Anyone interested in personal growth would have no doubt heard of Jordan Peterson, a professor of Psychology, author of several self-help books and public speaker. He has gained worldwide recognition in recent years for his self-help motivated YouTube videos and his speaking out on controversial political matters. Peterson is looked up to by many as a source of wisdom and important life advice, and this article will look at the underlying ideas behind his “Clean your room” advice.
Echoing Confucian Wisdom
It’s hard to believe that something so simple and straightforward could serve as an important foundation for personal growth, and even a prerequisite for success in the world. Peterson's advice echoes the wisdom of Confucius who once said: “To put the world in order, we must first put the nation in order; to put the nation in order, we must first put the family in order; to put the family in order; we must first cultivate our personal life; we must first set our hearts right.”
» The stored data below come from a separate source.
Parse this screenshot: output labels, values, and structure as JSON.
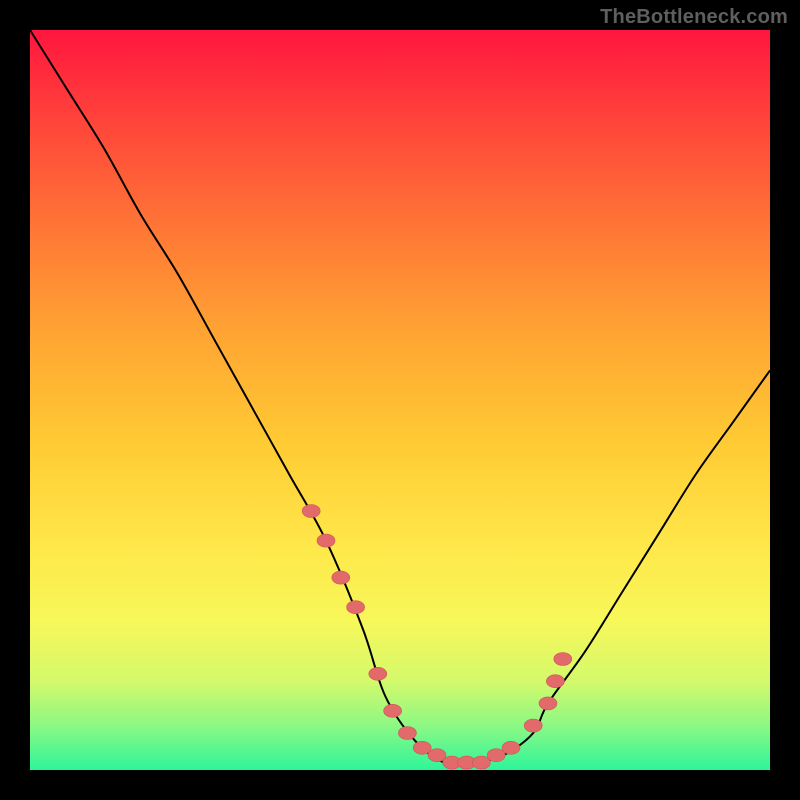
{
  "watermark": "TheBottleneck.com",
  "chart_data": {
    "type": "line",
    "title": "",
    "xlabel": "",
    "ylabel": "",
    "xlim": [
      0,
      100
    ],
    "ylim": [
      0,
      100
    ],
    "series": [
      {
        "name": "bottleneck-curve",
        "x": [
          0,
          5,
          10,
          15,
          20,
          25,
          30,
          35,
          40,
          45,
          48,
          52,
          56,
          60,
          64,
          68,
          70,
          75,
          80,
          85,
          90,
          95,
          100
        ],
        "y": [
          100,
          92,
          84,
          75,
          67,
          58,
          49,
          40,
          31,
          19,
          10,
          4,
          1,
          1,
          2,
          5,
          9,
          16,
          24,
          32,
          40,
          47,
          54
        ]
      }
    ],
    "highlight_points": {
      "name": "sample-dots",
      "x": [
        38,
        40,
        42,
        44,
        47,
        49,
        51,
        53,
        55,
        57,
        59,
        61,
        63,
        65,
        68,
        70,
        71,
        72
      ],
      "y": [
        35,
        31,
        26,
        22,
        13,
        8,
        5,
        3,
        2,
        1,
        1,
        1,
        2,
        3,
        6,
        9,
        12,
        15
      ]
    },
    "gradient_stops": [
      {
        "pos": 0,
        "color": "#ff163e"
      },
      {
        "pos": 14,
        "color": "#ff4a3a"
      },
      {
        "pos": 28,
        "color": "#ff7a35"
      },
      {
        "pos": 40,
        "color": "#ffa133"
      },
      {
        "pos": 55,
        "color": "#ffc933"
      },
      {
        "pos": 70,
        "color": "#ffe84a"
      },
      {
        "pos": 80,
        "color": "#f7f85a"
      },
      {
        "pos": 88,
        "color": "#d4f96b"
      },
      {
        "pos": 94,
        "color": "#8cf884"
      },
      {
        "pos": 100,
        "color": "#2ef59a"
      }
    ]
  }
}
Organize Your Own Corner of the World, and Build-up from There
Peterson argues that you need to learn to be able to organize yourself, before you can hope to organize your wider life, including your affairs and working life. He believes that you need to be able to organize your own small corner of the world before you can organize the world to any extent.
He pointed out this fact on what has now become a famous and widely cited Joe Rogan podcast, where he commented on how there are many politically engaged young people that can’t even clean and organize their own room, yet are preoccupied with reorganizing society and the economic system.
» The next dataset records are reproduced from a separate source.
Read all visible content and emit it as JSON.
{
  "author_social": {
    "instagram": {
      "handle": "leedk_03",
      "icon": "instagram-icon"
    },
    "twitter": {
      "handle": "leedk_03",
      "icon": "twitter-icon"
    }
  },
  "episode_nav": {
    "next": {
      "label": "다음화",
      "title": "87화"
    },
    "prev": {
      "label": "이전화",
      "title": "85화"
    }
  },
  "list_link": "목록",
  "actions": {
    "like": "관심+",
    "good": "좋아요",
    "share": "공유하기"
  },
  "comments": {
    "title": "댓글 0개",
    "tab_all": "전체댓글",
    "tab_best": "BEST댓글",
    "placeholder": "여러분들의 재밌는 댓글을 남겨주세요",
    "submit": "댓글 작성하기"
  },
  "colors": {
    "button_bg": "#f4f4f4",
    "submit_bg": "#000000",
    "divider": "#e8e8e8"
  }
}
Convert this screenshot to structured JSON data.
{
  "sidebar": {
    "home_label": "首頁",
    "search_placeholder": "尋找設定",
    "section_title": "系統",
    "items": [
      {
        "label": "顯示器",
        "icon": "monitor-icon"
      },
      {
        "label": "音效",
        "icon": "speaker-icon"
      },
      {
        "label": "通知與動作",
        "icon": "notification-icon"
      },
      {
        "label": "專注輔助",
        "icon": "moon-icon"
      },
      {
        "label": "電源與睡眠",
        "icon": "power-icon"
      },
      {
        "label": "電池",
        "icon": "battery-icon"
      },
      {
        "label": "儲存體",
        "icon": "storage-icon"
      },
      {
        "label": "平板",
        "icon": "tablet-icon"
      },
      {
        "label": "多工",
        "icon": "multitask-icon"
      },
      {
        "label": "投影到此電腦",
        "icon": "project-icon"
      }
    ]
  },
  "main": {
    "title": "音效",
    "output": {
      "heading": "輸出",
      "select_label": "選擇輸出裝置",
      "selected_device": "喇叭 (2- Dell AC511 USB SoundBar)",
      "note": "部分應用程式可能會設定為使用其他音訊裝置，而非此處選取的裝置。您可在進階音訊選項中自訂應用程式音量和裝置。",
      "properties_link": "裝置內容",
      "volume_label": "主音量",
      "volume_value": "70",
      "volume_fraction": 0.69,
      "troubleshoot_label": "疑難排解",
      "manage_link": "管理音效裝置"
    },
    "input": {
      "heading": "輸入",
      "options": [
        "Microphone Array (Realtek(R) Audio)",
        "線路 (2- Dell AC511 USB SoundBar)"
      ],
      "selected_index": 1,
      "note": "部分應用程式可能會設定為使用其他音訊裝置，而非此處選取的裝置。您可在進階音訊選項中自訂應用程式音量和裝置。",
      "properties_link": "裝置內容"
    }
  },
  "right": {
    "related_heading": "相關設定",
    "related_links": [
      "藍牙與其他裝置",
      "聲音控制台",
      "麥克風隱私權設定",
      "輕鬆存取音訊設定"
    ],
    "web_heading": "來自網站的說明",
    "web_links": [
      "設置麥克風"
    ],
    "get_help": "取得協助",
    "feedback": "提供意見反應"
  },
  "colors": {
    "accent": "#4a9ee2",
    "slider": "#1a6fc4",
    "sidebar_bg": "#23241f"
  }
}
Start Small to Change Your Life
In Peterson’s words “My sense is that if you want to change the world, you start from yourself and work outward because you build your competence that way.” Petersons “clean your room” went viral, and has clearly struck a chord with young people, many of which have reported on social media that following the advice helped to turn their lives around.
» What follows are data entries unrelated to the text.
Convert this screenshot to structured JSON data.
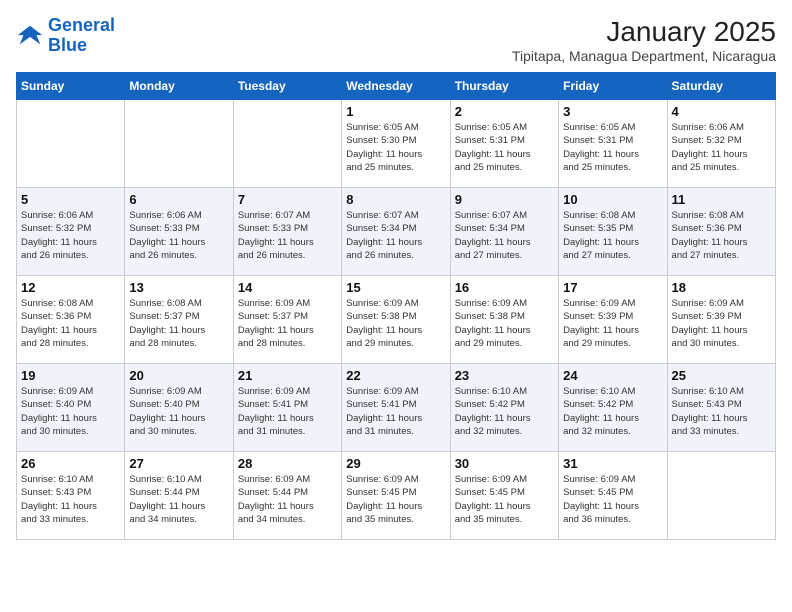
{
  "header": {
    "logo_general": "General",
    "logo_blue": "Blue",
    "title": "January 2025",
    "subtitle": "Tipitapa, Managua Department, Nicaragua"
  },
  "days_of_week": [
    "Sunday",
    "Monday",
    "Tuesday",
    "Wednesday",
    "Thursday",
    "Friday",
    "Saturday"
  ],
  "weeks": [
    [
      {
        "day": "",
        "info": ""
      },
      {
        "day": "",
        "info": ""
      },
      {
        "day": "",
        "info": ""
      },
      {
        "day": "1",
        "info": "Sunrise: 6:05 AM\nSunset: 5:30 PM\nDaylight: 11 hours\nand 25 minutes."
      },
      {
        "day": "2",
        "info": "Sunrise: 6:05 AM\nSunset: 5:31 PM\nDaylight: 11 hours\nand 25 minutes."
      },
      {
        "day": "3",
        "info": "Sunrise: 6:05 AM\nSunset: 5:31 PM\nDaylight: 11 hours\nand 25 minutes."
      },
      {
        "day": "4",
        "info": "Sunrise: 6:06 AM\nSunset: 5:32 PM\nDaylight: 11 hours\nand 25 minutes."
      }
    ],
    [
      {
        "day": "5",
        "info": "Sunrise: 6:06 AM\nSunset: 5:32 PM\nDaylight: 11 hours\nand 26 minutes."
      },
      {
        "day": "6",
        "info": "Sunrise: 6:06 AM\nSunset: 5:33 PM\nDaylight: 11 hours\nand 26 minutes."
      },
      {
        "day": "7",
        "info": "Sunrise: 6:07 AM\nSunset: 5:33 PM\nDaylight: 11 hours\nand 26 minutes."
      },
      {
        "day": "8",
        "info": "Sunrise: 6:07 AM\nSunset: 5:34 PM\nDaylight: 11 hours\nand 26 minutes."
      },
      {
        "day": "9",
        "info": "Sunrise: 6:07 AM\nSunset: 5:34 PM\nDaylight: 11 hours\nand 27 minutes."
      },
      {
        "day": "10",
        "info": "Sunrise: 6:08 AM\nSunset: 5:35 PM\nDaylight: 11 hours\nand 27 minutes."
      },
      {
        "day": "11",
        "info": "Sunrise: 6:08 AM\nSunset: 5:36 PM\nDaylight: 11 hours\nand 27 minutes."
      }
    ],
    [
      {
        "day": "12",
        "info": "Sunrise: 6:08 AM\nSunset: 5:36 PM\nDaylight: 11 hours\nand 28 minutes."
      },
      {
        "day": "13",
        "info": "Sunrise: 6:08 AM\nSunset: 5:37 PM\nDaylight: 11 hours\nand 28 minutes."
      },
      {
        "day": "14",
        "info": "Sunrise: 6:09 AM\nSunset: 5:37 PM\nDaylight: 11 hours\nand 28 minutes."
      },
      {
        "day": "15",
        "info": "Sunrise: 6:09 AM\nSunset: 5:38 PM\nDaylight: 11 hours\nand 29 minutes."
      },
      {
        "day": "16",
        "info": "Sunrise: 6:09 AM\nSunset: 5:38 PM\nDaylight: 11 hours\nand 29 minutes."
      },
      {
        "day": "17",
        "info": "Sunrise: 6:09 AM\nSunset: 5:39 PM\nDaylight: 11 hours\nand 29 minutes."
      },
      {
        "day": "18",
        "info": "Sunrise: 6:09 AM\nSunset: 5:39 PM\nDaylight: 11 hours\nand 30 minutes."
      }
    ],
    [
      {
        "day": "19",
        "info": "Sunrise: 6:09 AM\nSunset: 5:40 PM\nDaylight: 11 hours\nand 30 minutes."
      },
      {
        "day": "20",
        "info": "Sunrise: 6:09 AM\nSunset: 5:40 PM\nDaylight: 11 hours\nand 30 minutes."
      },
      {
        "day": "21",
        "info": "Sunrise: 6:09 AM\nSunset: 5:41 PM\nDaylight: 11 hours\nand 31 minutes."
      },
      {
        "day": "22",
        "info": "Sunrise: 6:09 AM\nSunset: 5:41 PM\nDaylight: 11 hours\nand 31 minutes."
      },
      {
        "day": "23",
        "info": "Sunrise: 6:10 AM\nSunset: 5:42 PM\nDaylight: 11 hours\nand 32 minutes."
      },
      {
        "day": "24",
        "info": "Sunrise: 6:10 AM\nSunset: 5:42 PM\nDaylight: 11 hours\nand 32 minutes."
      },
      {
        "day": "25",
        "info": "Sunrise: 6:10 AM\nSunset: 5:43 PM\nDaylight: 11 hours\nand 33 minutes."
      }
    ],
    [
      {
        "day": "26",
        "info": "Sunrise: 6:10 AM\nSunset: 5:43 PM\nDaylight: 11 hours\nand 33 minutes."
      },
      {
        "day": "27",
        "info": "Sunrise: 6:10 AM\nSunset: 5:44 PM\nDaylight: 11 hours\nand 34 minutes."
      },
      {
        "day": "28",
        "info": "Sunrise: 6:09 AM\nSunset: 5:44 PM\nDaylight: 11 hours\nand 34 minutes."
      },
      {
        "day": "29",
        "info": "Sunrise: 6:09 AM\nSunset: 5:45 PM\nDaylight: 11 hours\nand 35 minutes."
      },
      {
        "day": "30",
        "info": "Sunrise: 6:09 AM\nSunset: 5:45 PM\nDaylight: 11 hours\nand 35 minutes."
      },
      {
        "day": "31",
        "info": "Sunrise: 6:09 AM\nSunset: 5:45 PM\nDaylight: 11 hours\nand 36 minutes."
      },
      {
        "day": "",
        "info": ""
      }
    ]
  ]
}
The overriding idea is if you want to achieve big things, it beings with starting small. And that if you want to improve yourself, it starts with taking individual responsibility for yourself and taking action.
Our Environment Is an Extension of Ourselves
Peterson states that cleaning your room is much more than just organizing your external environment, it is actually about organizing your field of being and experience. He believes that in essence, we are not separate from our field of experience. He points out that according to Jungian psychology as well as most Buddhist doctrines, at the highest level of psychological integration, there is no difference between yourself and what you experience. In this sense, we should treat our immediate environment as an extension of ourselves.
Tidy Home, Tidy Mind
This makes sense when you consider how much of an impact our environment has on our psychological well-being. It is quite common for people to feel bogged down, foggy headed, or stifled creatively when their home is cluttered and unorganised. If we think in more depth about the psychology that underpins this sound advice, it builds a strong case for adding the clean your room principle to your own personal-growth tool kit.